3 Results and Discussion

According to the thermohaline characteristics of the surface water layer, two zones can be distinguished: a southwestern, coastal zone with increased temperature and decreased salinity (up to 29.7 ℃ and 30.18 PSU) and a northeastern, marine zone with decreased temperature and increased salinity (up to 27.7 ℃ and 36.61 PSU). The observed distribution is probably related to the shallow depth of coastal stations, coastal runoff of the Amazon and its inflows, and the influence of the warm Guiana Current moving northwestward [7] (Fig. 2).

Fig. 2.

Temperature (T) and salinity (S) distribution on a polygon at the estuary of the Amazon River

The distribution of total alkalinity and dissolved silicate correlate well with the distribution of temperature and salinity (Fig. 3). These parameters are markers of river discharge, as reflected in this polygon. The lowest values of total alkalinity (2038–2200 µM) and highest dissolved silicate (8.95–12.32 µM) are observed at the shore stations. As distance from the shore and from the river water discharge tongue, the values of total alkalinity increased and silicates decreased to 2433 µM and 0.45–0.55 µM, respectively. The pH values ranged from 8.18 (at shore stations) to 8.23 (in the marine part). Since Amazon River waters are characterized by low pH values of 4–5 scale units [8], the distribution of this parameter in this case, as well as the distribution of total alkalinity and dissolved silicate, reflects the influence of river discharge.

Fig. 3.

Distribution of total alkalinity (Alk), dissolved silicate (Si), and potential of hydrogen (pH) on a polygon at the estuary of the Amazon River

Dissolved oxygen content at the polygon ranged from 4.35 to 4.95 ml/l (94–111% saturation) (Fig. 4). Maximums were observed at stations in the northwestern part of the polygon, where the influence of the Amazon River is most pronounced (4.94–4.95 ml/l, at 110–111% saturation), while minimums were observed at stations in the southeastern part, where the influence of rivers belonging to its basin is also observed (4.35 ml/l, at 94–98% saturation). Such low dissolved oxygen concentrations are typical for this region [9], but the high percentage of water oxygen saturation indicates active photosynthesis processes.

Fig. 4.

Dissolved oxygen content (O2, ml/l) and oxygen saturation (O2, %) on a polygon at the estuary of the Amazon River

The contents of phosphate phosphorus, nitrate and nitrite nitrogen ions at the polygon were extremely low, averaging 0.10, 0.14 and 0 µM, respectively (Fig. 5). Local maxima of their content tended to the coastal stations, with the advancement to the seaside part the values dropped to zero values, which is associated with the decreasing influence of the Amazon River runoff.

Fig. 5.

Distribution of phosphate phosphorus (P-PO4, µM), nitrate nitrogen (N-NO3, µM) and nitrite (N-NO2, µM) on a polygon at the estuary of the Amazon River

It should be noted that at two neighboring stations in the northwestern part of the polygon, maxima dissolved oxygen and local minima of nitrate and nitrite (due to photosynthesis processes) were observed in one case and maxima phosphate, nitrate and nitrite with minima dissolved oxygen (due to organic matter oxidation processes) in the second case.

4 Conclusion

Despite the fullness of the Amazon River throughout the year, the periods from July to August, when higher water is observed and from November to December, with lower flows, stand out. The work in the ABP 52 cruise on November 2022 fell during the “low” water season, as evidenced by the distributions of thermohaline characteristics in the surface water layer, as well as total alkalinity and dissolved silicate.
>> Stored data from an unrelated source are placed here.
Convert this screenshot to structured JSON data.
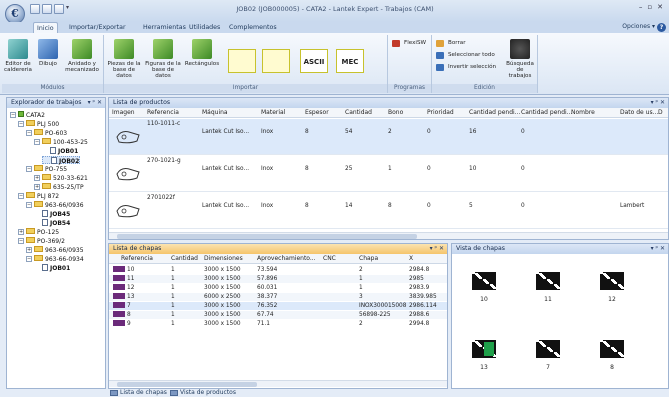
{
  "window": {
    "title": "JOB02 (JOB000005) - CATA2 - Lantek Expert - Trabajos (CAM)",
    "controls": [
      "–",
      "▫",
      "✕"
    ]
  },
  "qat": {
    "items": [
      "save-icon",
      "new-icon",
      "print-icon"
    ]
  },
  "ribbon_tabs": [
    "Inicio",
    "Importar/Exportar",
    "Herramientas",
    "Utilidades",
    "Complementos"
  ],
  "options_label": "Opciones",
  "help_label": "?",
  "groups": {
    "modulos": {
      "label": "Módulos",
      "buttons": [
        {
          "label": "Editor de\ncaldereria",
          "icon": "boiler-editor-icon"
        },
        {
          "label": "Dibujo",
          "icon": "drawing-icon"
        },
        {
          "label": "Anidado y\nmecanizado",
          "icon": "nesting-icon"
        }
      ]
    },
    "importar": {
      "label": "Importar",
      "buttons": [
        {
          "label": "Piezas de la\nbase de datos",
          "icon": "db-parts-icon"
        },
        {
          "label": "Figuras de la\nbase de datos",
          "icon": "db-figures-icon"
        },
        {
          "label": "Rectángulos",
          "icon": "rectangles-icon"
        }
      ],
      "big_icons": [
        "",
        "",
        "ASCII",
        "MEC"
      ]
    },
    "programas": {
      "label": "Programas",
      "flexsw": "FlexiSW"
    },
    "edicion": {
      "label": "Edición",
      "buttons": [
        "Borrar",
        "Seleccionar todo",
        "Invertir selección"
      ],
      "search": "Búsqueda de\ntrabajos"
    }
  },
  "explorer": {
    "title": "Explorador de trabajos",
    "nodes": [
      {
        "label": "CATA2",
        "level": 0,
        "type": "root",
        "exp": "−"
      },
      {
        "label": "PLJ 500",
        "level": 1,
        "type": "folder",
        "exp": "−"
      },
      {
        "label": "PO-603",
        "level": 2,
        "type": "folder",
        "exp": "−"
      },
      {
        "label": "100-453-25",
        "level": 3,
        "type": "folder",
        "exp": "−"
      },
      {
        "label": "JOB01",
        "level": 4,
        "type": "doc",
        "bold": true
      },
      {
        "label": "JOB02",
        "level": 4,
        "type": "doc",
        "bold": true,
        "selected": true
      },
      {
        "label": "PO-755",
        "level": 2,
        "type": "folder",
        "exp": "−"
      },
      {
        "label": "520-33-621",
        "level": 3,
        "type": "folder",
        "exp": "+"
      },
      {
        "label": "635-25/TP",
        "level": 3,
        "type": "folder",
        "exp": "+"
      },
      {
        "label": "PLJ 872",
        "level": 1,
        "type": "folder",
        "exp": "−"
      },
      {
        "label": "963-66/0936",
        "level": 2,
        "type": "folder",
        "exp": "−"
      },
      {
        "label": "JOB45",
        "level": 3,
        "type": "doc",
        "bold": true
      },
      {
        "label": "JOB54",
        "level": 3,
        "type": "doc",
        "bold": true
      },
      {
        "label": "PO-125",
        "level": 1,
        "type": "folder",
        "exp": "+"
      },
      {
        "label": "PO-369/2",
        "level": 1,
        "type": "folder",
        "exp": "−"
      },
      {
        "label": "963-66/0935",
        "level": 2,
        "type": "folder",
        "exp": "+"
      },
      {
        "label": "963-66-0934",
        "level": 2,
        "type": "folder",
        "exp": "−"
      },
      {
        "label": "JOB01",
        "level": 3,
        "type": "doc",
        "bold": true
      }
    ]
  },
  "products": {
    "title": "Lista de productos",
    "columns": [
      "Imagen",
      "Referencia",
      "Máquina",
      "Material",
      "Espesor",
      "Cantidad",
      "Bono",
      "Prioridad",
      "Cantidad pendi...",
      "Cantidad pendi...",
      "Nombre",
      "Dato de us...",
      "D"
    ],
    "rows": [
      {
        "ref": "110-1011-c",
        "maquina": "Lantek Cut Iso...",
        "material": "Inox",
        "espesor": "8",
        "cantidad": "54",
        "bono": "2",
        "prioridad": "0",
        "pend1": "16",
        "pend2": "0",
        "nombre": "",
        "dato": ""
      },
      {
        "ref": "270-1021-g",
        "maquina": "Lantek Cut Iso...",
        "material": "Inox",
        "espesor": "8",
        "cantidad": "25",
        "bono": "1",
        "prioridad": "0",
        "pend1": "10",
        "pend2": "0",
        "nombre": "",
        "dato": ""
      },
      {
        "ref": "2701022f",
        "maquina": "Lantek Cut Iso...",
        "material": "Inox",
        "espesor": "8",
        "cantidad": "14",
        "bono": "8",
        "prioridad": "0",
        "pend1": "5",
        "pend2": "0",
        "nombre": "",
        "dato": "Lambert"
      }
    ]
  },
  "sheets": {
    "title": "Lista de chapas",
    "columns": [
      "Referencia",
      "Cantidad",
      "Dimensiones",
      "Aprovechamiento...",
      "CNC",
      "Chapa",
      "X"
    ],
    "rows": [
      {
        "ref": "10",
        "cant": "1",
        "dim": "3000 x 1500",
        "aprov": "73.594",
        "cnc": "",
        "chapa": "2",
        "x": "2984.8"
      },
      {
        "ref": "11",
        "cant": "1",
        "dim": "3000 x 1500",
        "aprov": "57.896",
        "cnc": "",
        "chapa": "1",
        "x": "2985"
      },
      {
        "ref": "12",
        "cant": "1",
        "dim": "3000 x 1500",
        "aprov": "60.031",
        "cnc": "",
        "chapa": "1",
        "x": "2983.9"
      },
      {
        "ref": "13",
        "cant": "1",
        "dim": "6000 x 2500",
        "aprov": "38.377",
        "cnc": "",
        "chapa": "3",
        "x": "3839.985"
      },
      {
        "ref": "7",
        "cant": "1",
        "dim": "3000 x 1500",
        "aprov": "76.352",
        "cnc": "",
        "chapa": "INOX300015008",
        "x": "2986.114"
      },
      {
        "ref": "8",
        "cant": "1",
        "dim": "3000 x 1500",
        "aprov": "67.74",
        "cnc": "",
        "chapa": "56898-225",
        "x": "2988.6"
      },
      {
        "ref": "9",
        "cant": "1",
        "dim": "3000 x 1500",
        "aprov": "71.1",
        "cnc": "",
        "chapa": "2",
        "x": "2994.8"
      }
    ]
  },
  "sheet_view": {
    "title": "Vista de chapas",
    "items": [
      "10",
      "11",
      "12",
      "13",
      "7",
      "8"
    ]
  },
  "bottom_tabs": [
    "Lista de chapas",
    "Vista de productos"
  ],
  "colors": {
    "accent": "#2c5aa0",
    "active_header": "#f5c46b",
    "swatch": "#6b2a7a"
  }
}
Amazon waters are considered to be among the most chemically poor waters on Earth [7]. The low content of phosphorus and nitrogen in river runoff and elevated silicate content have been previously noted [1, 10], which is confirmed by our results.

Low concentrations of nitrogen forms in the surface water layer in both the river and marine parts of the polygon may indicate a low anthropogenic impact on the river basin. To more fully explore the impact of the Amazon plume, measurements are needed at different times of the year, as well as closer to shore, perhaps even moving further inland along the river.